Les magistrats de la Cour des comptes se sont rendus, jeudi matin, au centre hospitalier Abdelghani Zemmouri à Kénitra, peu après la démission du directeur de l’établissement. Ce dernier aurait quitté ses fonctions après avoir refusé d’approuver plusieurs marchés au sein de cet hôpital, ouvert au public il y a environ un an, indique le quotidien Assabah dans son édition du weekend du 28 et 29 mars.
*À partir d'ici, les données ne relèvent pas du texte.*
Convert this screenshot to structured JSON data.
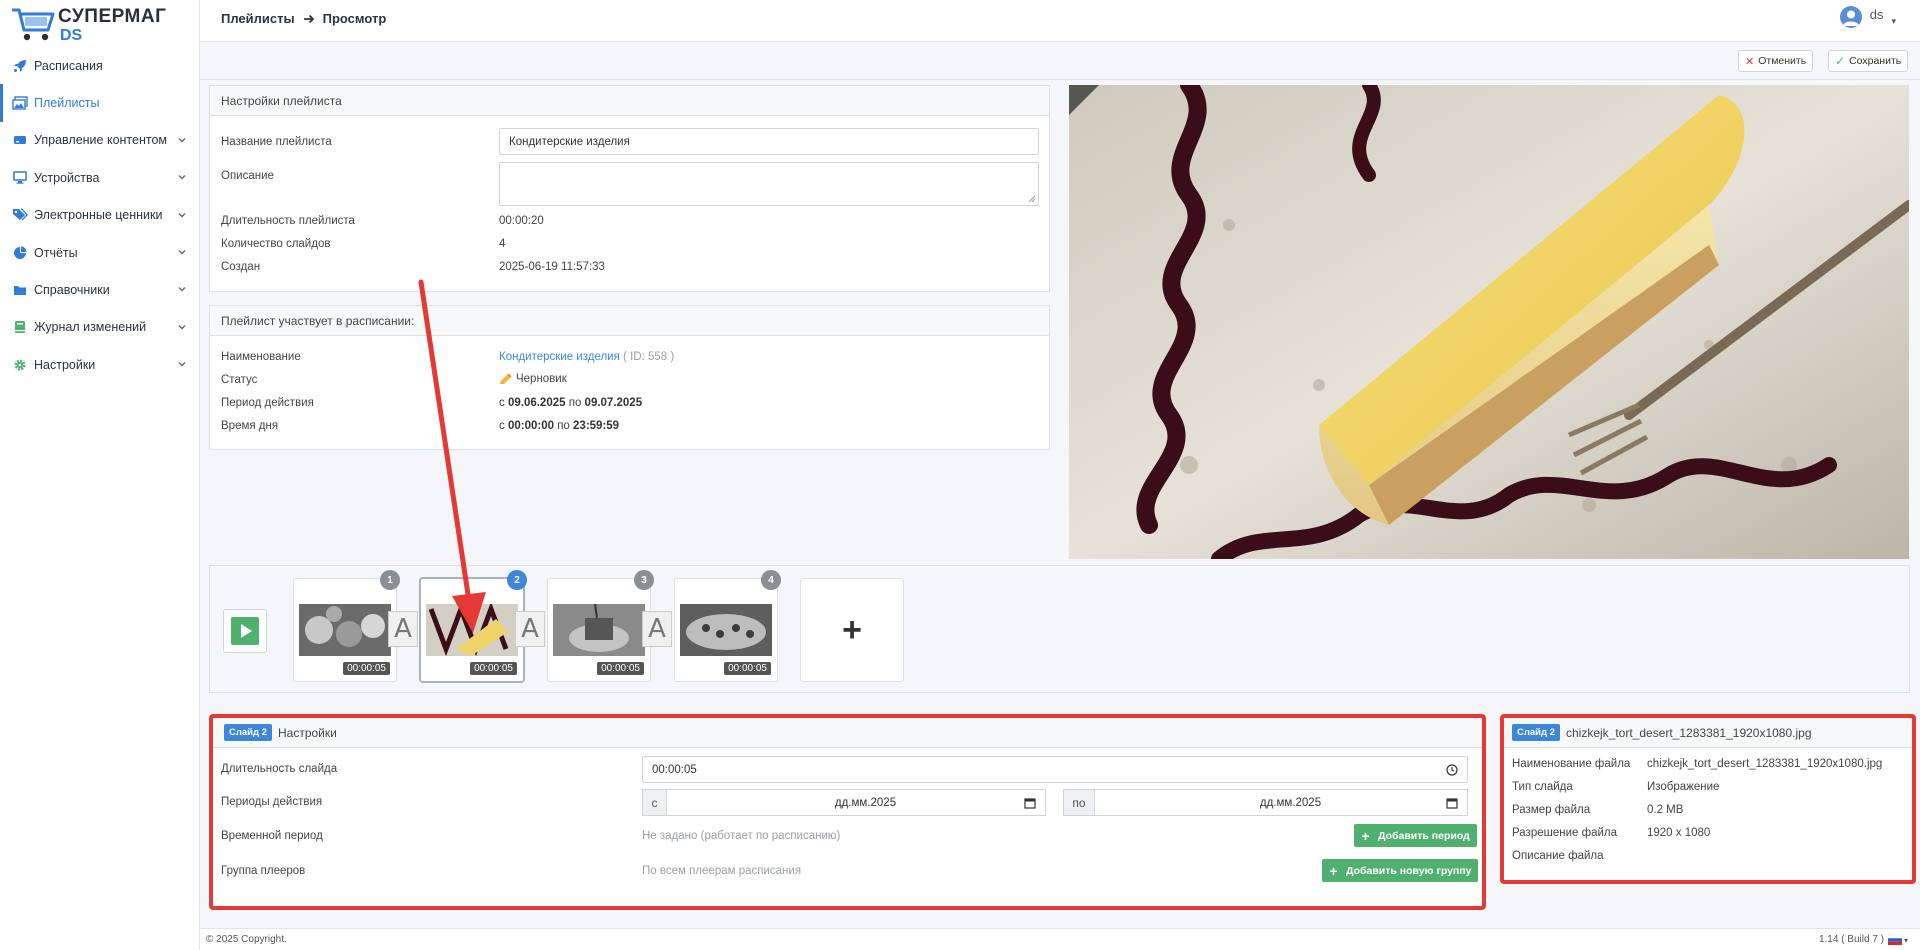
{
  "brand": {
    "line1": "СУПЕРМАГ",
    "line2": "DS"
  },
  "sidebar": {
    "items": [
      {
        "label": "Расписания",
        "icon": "rocket-icon",
        "chevron": false
      },
      {
        "label": "Плейлисты",
        "icon": "images-icon",
        "chevron": false,
        "active": true
      },
      {
        "label": "Управление контентом",
        "icon": "server-icon",
        "chevron": true
      },
      {
        "label": "Устройства",
        "icon": "monitor-icon",
        "chevron": true
      },
      {
        "label": "Электронные ценники",
        "icon": "tags-icon",
        "chevron": true
      },
      {
        "label": "Отчёты",
        "icon": "pie-chart-icon",
        "chevron": true
      },
      {
        "label": "Справочники",
        "icon": "folder-icon",
        "chevron": true
      },
      {
        "label": "Журнал изменений",
        "icon": "book-icon",
        "chevron": true
      },
      {
        "label": "Настройки",
        "icon": "gear-icon",
        "chevron": true
      }
    ]
  },
  "header": {
    "crumb1": "Плейлисты",
    "crumb2": "Просмотр",
    "user": "ds"
  },
  "toolbar": {
    "cancel_label": "Отменить",
    "save_label": "Сохранить"
  },
  "playlist_settings": {
    "title": "Настройки плейлиста",
    "name_label": "Название плейлиста",
    "name_value": "Кондитерские изделия",
    "description_label": "Описание",
    "duration_label": "Длительность плейлиста",
    "duration_value": "00:00:20",
    "slides_count_label": "Количество слайдов",
    "slides_count_value": "4",
    "created_label": "Создан",
    "created_value": "2025-06-19 11:57:33"
  },
  "schedule": {
    "title": "Плейлист участвует в расписании:",
    "name_label": "Наименование",
    "name_link": "Кондитерские изделия",
    "name_id": "( ID: 558 )",
    "status_label": "Статус",
    "status_value": "Черновик",
    "period_label": "Период действия",
    "period_from_prefix": "с",
    "period_from": "09.06.2025",
    "period_to_prefix": "по",
    "period_to": "09.07.2025",
    "time_label": "Время дня",
    "time_from_prefix": "с",
    "time_from": "00:00:00",
    "time_to_prefix": "по",
    "time_to": "23:59:59"
  },
  "timeline": {
    "slides": [
      {
        "num": "1",
        "time": "00:00:05"
      },
      {
        "num": "2",
        "time": "00:00:05",
        "selected": true
      },
      {
        "num": "3",
        "time": "00:00:05"
      },
      {
        "num": "4",
        "time": "00:00:05"
      }
    ],
    "transition_glyph": "A",
    "add_glyph": "+"
  },
  "slide_settings": {
    "badge": "Слайд 2",
    "title": "Настройки",
    "duration_label": "Длительность слайда",
    "duration_value": "00:00:05",
    "periods_label": "Периоды действия",
    "from_prefix": "с",
    "to_prefix": "по",
    "date_placeholder": "дд.мм.2025",
    "time_period_label": "Временной период",
    "time_period_value": "Не задано (работает по расписанию)",
    "add_period_label": "Добавить период",
    "group_label": "Группа плееров",
    "group_value": "По всем плеерам расписания",
    "add_group_label": "Добавить новую группу"
  },
  "file_info": {
    "badge": "Слайд 2",
    "title": "chizkejk_tort_desert_1283381_1920x1080.jpg",
    "filename_label": "Наименование файла",
    "filename_value": "chizkejk_tort_desert_1283381_1920x1080.jpg",
    "type_label": "Тип слайда",
    "type_value": "Изображение",
    "size_label": "Размер файла",
    "size_value": "0.2 MB",
    "resolution_label": "Разрешение файла",
    "resolution_value": "1920 x 1080",
    "description_label": "Описание файла"
  },
  "footer": {
    "copyright": "© 2025 Copyright.",
    "version": "1.14 ( Build 7 )"
  },
  "colors": {
    "accent": "#3d86d8",
    "success": "#4fb06f",
    "danger": "#e53935"
  }
}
Cette décision a suscité une vive réaction, marquée notamment par l’organisation de deux sit-in, à l’intérieur et à l’extérieur de l’établissement, en soutien au directeur et pour réclamer l’envoi de commissions d’enquête sur ce que certains professionnels qualifient de «réseau de corruption».
Le professeur Yassine El Hefiani avait déposé sa démission une semaine auparavant, adressée à la direction régionale de Rabat-Salé-Kénitra, après avoir invalidé certaines procédures de marchés publics. Cette prise de position a rapidement alimenté un débat au sein du secteur de la santé, au point de remonter jusqu’au ministre de tutelle.
L’intervention des magistrats dépêchés sous l’autorité de Zineb El Adaoui s’inscrit dans une démarche d’investigation portant sur plusieurs marchés entourés de soupçons de graves irrégularités, écrit Assabah. L’enquête vise à examiner les conditions de gestion administrative et financière de ces dossiers. Des responsables du secteur redoutent les conclusions de cette mission d’audit, qui pourrait mettre en cause des figures importantes, possiblement liées à des directeurs centraux du ministère, lit-on.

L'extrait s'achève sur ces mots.